Wells Fargo has now decided to eliminate the 24-hour warning about inspections.
But even that shift is coming with a time lag. Wells Fargo said it won’t be fully implemented until the end of March.
A spokeswoman declined to say whether the move was triggered by media attention.
Wells Fargo noted that much of its documentation has become electronic, including electronically-captured signatures. The bank said that for years it has reviewed digital copies of new account forms and signature cards in advance of branch visits and without prior notice.
For the in-branch reviews, Wells Fargo said only internal branch logs that are not currently captured electronically are looked at. That includes logs for cash shipment and notary activity.
The fake account scandal has thrust Wells Fargo into turmoil since it broke in September. The $185 million in fines were nothing in comparison with two Congressional hearings, where the bank’s CEO was raked through the coals.
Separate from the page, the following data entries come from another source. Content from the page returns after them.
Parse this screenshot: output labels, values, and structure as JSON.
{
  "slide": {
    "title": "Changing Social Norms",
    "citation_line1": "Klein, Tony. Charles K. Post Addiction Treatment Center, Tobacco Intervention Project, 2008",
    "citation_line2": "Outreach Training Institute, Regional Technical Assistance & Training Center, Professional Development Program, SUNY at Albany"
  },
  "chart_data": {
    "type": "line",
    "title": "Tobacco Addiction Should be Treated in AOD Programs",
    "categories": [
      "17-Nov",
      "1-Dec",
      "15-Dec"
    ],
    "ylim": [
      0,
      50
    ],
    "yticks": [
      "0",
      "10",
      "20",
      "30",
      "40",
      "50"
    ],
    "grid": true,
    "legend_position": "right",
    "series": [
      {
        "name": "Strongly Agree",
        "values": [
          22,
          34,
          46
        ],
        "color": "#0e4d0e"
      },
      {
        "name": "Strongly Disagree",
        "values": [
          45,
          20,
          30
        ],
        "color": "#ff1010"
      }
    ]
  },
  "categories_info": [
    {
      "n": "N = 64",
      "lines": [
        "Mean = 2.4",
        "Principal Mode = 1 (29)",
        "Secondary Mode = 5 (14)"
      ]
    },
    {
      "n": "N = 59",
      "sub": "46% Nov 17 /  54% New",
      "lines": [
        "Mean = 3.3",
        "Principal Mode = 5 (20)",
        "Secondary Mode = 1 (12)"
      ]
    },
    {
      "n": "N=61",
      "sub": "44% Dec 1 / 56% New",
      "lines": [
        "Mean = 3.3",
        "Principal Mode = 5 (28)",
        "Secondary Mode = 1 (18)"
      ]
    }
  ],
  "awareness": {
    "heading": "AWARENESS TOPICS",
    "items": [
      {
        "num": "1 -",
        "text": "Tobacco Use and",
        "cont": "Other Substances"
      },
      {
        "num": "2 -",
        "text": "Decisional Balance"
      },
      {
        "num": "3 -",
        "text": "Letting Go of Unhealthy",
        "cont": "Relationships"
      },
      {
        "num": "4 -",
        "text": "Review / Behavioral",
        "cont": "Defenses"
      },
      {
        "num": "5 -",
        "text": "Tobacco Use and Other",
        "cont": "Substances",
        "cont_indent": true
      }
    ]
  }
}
It also led to multiple investigations from state and federal agencies, which are still ongoing. Longtime CEO John Stumpf abruptly retired after his Congressional hearings and the bank’s once-vaunted reputation has been tarnished.
Wells Fargo has responded by ending the wildly unrealistic sales goals that employees said led to the illegal activity.
The bank’s new compensation structure, rolled out earlier this month, puts more emphasis on customer service and features stronger oversight “to monitor behavior,” including at the local level.
For instance, Wells Fargo has launched a mystery shopper program at branches that by definition doesn’t give employees any advance notice.
“People in the branch don’t even know that any review is going on,” the Wells Fargo spokeswoman said.
Wells Fargo aims to conduct about 4,000 mystery shops per quarter this year.
During the scandal, Wells Fargo also started conducting conduct risk exams at branches. Wells Fargo said these reviews are unannounced and the branches are selected for exams based on risk indicators.